We will discuss solutions more extensively in a future volume of articles, but they are worth summarizing here as well.
Investor Behavior & the Buy-Sell Cycle: Investors frequently engage in a buy-sell cycle that can be destructive to their portfolios as long as they are not aware of their behavior or able to modify it. Quite simply, this cycle begins with the purchase of stock that an investor believes will be particularly lucrative. Greed kicks in and all is well until the stock begins to lose value. As soon as this happens, the investor experiences fear, regret, and, eventually, panic if the stock’s value continues to decline. The investor sells the stock just before new information comes out that will send its value soaring. Recognizing and understanding this potential behavior will help investors avoid it.
Cash Flow Models: As investors assess where they are financially and where they would like to be, they will find cash flow models to be incredibly helpful tools. Whether trying to focus on the immediate future or trying to plan for retirement, investors who utilize cash flow models can avoid making rash, costly mistakes. An informed investment advisor, and even online tools, can help you develop an accurate cash flow model.
Managing Investment Costs: A valued advisor can manage clients’ investments objectively and can assist clients in making research-based decisions, which is important since investors can only control those factors of which they are aware. Similarly, such an advisor can also help clients limit the cost of investing, which in turn increases the amount of the investment return that clients keep in their pockets.
Managing Risk and Reducing Volatility: Investors will manage risk and reduce volatility more effectively if they have an efficiently designed portfolio. For every level of risk, the portfolio should take into account the optimal combination of investments that will give the highest rate of return. To do so, investors can utilize a variety of resources to stay informed and may also benefit from working with a valued advisor.
Conclusion: Now that you have some historical context, consider where we are today. During the first quarter of 2009, investors moved 285 billion in new net capital into money market funds and withdrew a net 31 billion out of equity funds. Do these changes suggest herd behavior? Perhaps. However, what long-term investors need to recognize is that if they radically alter their well-diversified portfolios, they also need to be prepared to assume a higher tolerance for risk. For example, investors who may have significantly lightened their exposure to risk by selling stocks in late 2008 and early 2009 might not have moved back into the market to participate in the 38% rally that took place between mid-March and mid-June of 2009. (On March 9, the S&P 500 was at 676.53, and by June 8 it was up to 939.14.) Though it begins to sound like a broken record, maintaining a diversified portfolio with exposure to multiple asset classes throughout a variety of market cycles really is the strategy that has provided investors with the least volatility in their returns. And these returns also end up being the most consistent with investors’ expectations.

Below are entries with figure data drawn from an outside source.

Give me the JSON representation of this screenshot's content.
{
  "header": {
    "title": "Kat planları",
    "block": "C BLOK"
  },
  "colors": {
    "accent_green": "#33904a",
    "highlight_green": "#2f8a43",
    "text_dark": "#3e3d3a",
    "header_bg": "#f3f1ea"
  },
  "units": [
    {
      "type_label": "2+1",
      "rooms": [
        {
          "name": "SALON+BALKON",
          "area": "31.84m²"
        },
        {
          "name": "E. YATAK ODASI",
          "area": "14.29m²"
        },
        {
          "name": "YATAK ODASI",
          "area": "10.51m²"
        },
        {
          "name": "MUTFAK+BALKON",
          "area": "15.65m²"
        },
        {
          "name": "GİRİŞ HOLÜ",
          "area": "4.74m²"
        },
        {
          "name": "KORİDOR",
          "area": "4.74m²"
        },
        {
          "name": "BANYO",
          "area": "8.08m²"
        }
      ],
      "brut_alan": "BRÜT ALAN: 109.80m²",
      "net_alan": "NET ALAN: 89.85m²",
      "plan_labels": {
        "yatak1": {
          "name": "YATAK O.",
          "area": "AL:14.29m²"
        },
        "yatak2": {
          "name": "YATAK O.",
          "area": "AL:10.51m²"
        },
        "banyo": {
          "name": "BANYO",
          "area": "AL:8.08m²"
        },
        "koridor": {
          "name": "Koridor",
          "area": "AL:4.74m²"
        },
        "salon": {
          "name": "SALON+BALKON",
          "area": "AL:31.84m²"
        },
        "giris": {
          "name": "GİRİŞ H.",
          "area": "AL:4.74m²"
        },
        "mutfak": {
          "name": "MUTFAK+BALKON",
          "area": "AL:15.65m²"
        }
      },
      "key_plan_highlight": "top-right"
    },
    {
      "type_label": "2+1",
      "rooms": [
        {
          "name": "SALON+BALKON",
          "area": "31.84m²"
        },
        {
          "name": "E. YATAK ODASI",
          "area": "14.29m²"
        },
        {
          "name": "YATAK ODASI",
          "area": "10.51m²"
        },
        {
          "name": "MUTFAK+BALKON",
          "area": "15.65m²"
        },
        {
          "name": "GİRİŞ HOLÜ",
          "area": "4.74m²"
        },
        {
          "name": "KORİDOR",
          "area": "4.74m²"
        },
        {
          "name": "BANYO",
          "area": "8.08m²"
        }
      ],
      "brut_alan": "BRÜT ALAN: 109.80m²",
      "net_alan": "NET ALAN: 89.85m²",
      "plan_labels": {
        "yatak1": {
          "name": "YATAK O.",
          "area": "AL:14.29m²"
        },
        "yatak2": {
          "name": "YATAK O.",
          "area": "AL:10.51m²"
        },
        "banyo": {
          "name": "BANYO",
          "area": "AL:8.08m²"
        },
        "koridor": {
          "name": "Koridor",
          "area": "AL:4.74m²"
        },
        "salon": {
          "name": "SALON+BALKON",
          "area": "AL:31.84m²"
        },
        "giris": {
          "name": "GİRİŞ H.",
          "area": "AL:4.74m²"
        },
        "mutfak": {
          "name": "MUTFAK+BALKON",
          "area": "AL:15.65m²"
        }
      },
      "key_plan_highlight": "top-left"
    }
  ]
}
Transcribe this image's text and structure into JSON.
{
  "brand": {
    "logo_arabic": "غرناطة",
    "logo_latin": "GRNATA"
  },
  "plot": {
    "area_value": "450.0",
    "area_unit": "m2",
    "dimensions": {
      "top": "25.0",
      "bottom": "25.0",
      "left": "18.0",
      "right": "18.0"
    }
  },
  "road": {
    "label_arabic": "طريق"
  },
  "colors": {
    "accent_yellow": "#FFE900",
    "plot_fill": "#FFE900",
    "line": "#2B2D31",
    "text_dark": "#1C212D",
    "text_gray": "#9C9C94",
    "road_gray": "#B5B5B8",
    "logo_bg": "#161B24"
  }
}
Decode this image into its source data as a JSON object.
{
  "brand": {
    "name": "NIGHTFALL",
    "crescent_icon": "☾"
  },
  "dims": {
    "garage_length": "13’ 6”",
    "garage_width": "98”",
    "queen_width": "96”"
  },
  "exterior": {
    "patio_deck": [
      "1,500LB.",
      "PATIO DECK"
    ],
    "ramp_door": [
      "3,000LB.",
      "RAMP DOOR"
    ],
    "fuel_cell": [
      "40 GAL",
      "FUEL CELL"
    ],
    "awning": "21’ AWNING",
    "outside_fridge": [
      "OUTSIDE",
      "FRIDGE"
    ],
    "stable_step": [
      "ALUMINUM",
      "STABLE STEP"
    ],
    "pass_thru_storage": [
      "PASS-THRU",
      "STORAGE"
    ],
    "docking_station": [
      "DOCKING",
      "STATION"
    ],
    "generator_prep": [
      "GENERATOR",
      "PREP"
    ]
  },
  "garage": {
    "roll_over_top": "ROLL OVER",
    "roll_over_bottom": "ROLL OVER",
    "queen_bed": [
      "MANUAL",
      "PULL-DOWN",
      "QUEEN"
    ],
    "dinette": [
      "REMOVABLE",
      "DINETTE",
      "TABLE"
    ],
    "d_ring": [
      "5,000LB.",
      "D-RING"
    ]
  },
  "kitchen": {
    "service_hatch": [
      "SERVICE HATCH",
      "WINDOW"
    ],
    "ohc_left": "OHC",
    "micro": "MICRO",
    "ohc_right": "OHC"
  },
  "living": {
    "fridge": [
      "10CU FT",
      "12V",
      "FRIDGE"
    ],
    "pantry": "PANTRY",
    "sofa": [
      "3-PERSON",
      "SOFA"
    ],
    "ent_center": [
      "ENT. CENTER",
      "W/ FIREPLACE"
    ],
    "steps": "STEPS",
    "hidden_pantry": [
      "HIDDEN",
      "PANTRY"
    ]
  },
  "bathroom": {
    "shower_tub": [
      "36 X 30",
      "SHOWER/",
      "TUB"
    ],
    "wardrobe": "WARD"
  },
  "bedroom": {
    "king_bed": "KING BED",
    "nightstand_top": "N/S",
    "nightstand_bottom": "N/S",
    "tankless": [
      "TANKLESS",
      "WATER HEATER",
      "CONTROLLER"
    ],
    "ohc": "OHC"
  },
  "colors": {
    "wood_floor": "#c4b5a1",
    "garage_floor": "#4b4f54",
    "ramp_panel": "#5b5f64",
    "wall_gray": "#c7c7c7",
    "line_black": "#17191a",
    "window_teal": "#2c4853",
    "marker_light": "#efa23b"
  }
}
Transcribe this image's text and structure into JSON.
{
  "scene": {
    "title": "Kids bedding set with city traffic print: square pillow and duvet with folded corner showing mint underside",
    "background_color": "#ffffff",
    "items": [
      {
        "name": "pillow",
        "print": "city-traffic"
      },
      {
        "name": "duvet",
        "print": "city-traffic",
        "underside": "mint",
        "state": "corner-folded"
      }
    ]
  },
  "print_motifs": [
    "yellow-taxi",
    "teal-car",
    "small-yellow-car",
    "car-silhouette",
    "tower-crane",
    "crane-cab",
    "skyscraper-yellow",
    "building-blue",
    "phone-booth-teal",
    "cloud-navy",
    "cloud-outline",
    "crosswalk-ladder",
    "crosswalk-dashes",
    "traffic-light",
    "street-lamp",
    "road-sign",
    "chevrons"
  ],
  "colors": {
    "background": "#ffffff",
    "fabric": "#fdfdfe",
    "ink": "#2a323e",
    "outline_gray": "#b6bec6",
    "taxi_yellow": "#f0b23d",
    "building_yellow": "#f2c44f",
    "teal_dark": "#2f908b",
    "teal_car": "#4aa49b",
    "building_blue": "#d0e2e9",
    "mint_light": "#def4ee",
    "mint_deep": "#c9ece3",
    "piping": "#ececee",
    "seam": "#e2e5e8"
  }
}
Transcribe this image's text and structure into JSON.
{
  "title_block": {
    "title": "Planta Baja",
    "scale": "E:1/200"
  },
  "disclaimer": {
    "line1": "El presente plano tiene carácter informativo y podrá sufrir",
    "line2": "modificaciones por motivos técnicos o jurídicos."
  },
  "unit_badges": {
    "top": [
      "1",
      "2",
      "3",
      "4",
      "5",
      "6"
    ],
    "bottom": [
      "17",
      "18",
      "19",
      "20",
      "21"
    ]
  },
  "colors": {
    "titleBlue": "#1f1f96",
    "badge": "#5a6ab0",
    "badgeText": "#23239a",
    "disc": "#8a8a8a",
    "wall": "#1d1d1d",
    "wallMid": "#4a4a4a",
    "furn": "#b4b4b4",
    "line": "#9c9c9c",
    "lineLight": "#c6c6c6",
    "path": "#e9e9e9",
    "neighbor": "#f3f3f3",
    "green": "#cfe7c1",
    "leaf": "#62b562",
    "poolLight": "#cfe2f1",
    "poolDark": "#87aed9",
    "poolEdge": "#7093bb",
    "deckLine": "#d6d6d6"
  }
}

Investors face a number of challenges if they plan to have successful investment experiences over the years. Of primary concern are the psychological impediments that make it difficult for us to make good decisions consistently. Investors also face the certainty of market volatility, as evidenced by historical trends. Therefore, they should utilize the resources necessary to manage investment costs and to process current academic research on corporate stock pricing, portfolio construction and management.
Additionally, take the time to remember the impact your emotions can have on your decision-making abilities when you are making financial decisions. Consider carefully not only the decisions you are facing, but also why you are contemplating them in the first place. Just being aware of the emotional complexities of making financial decisions will help you achieve financial security.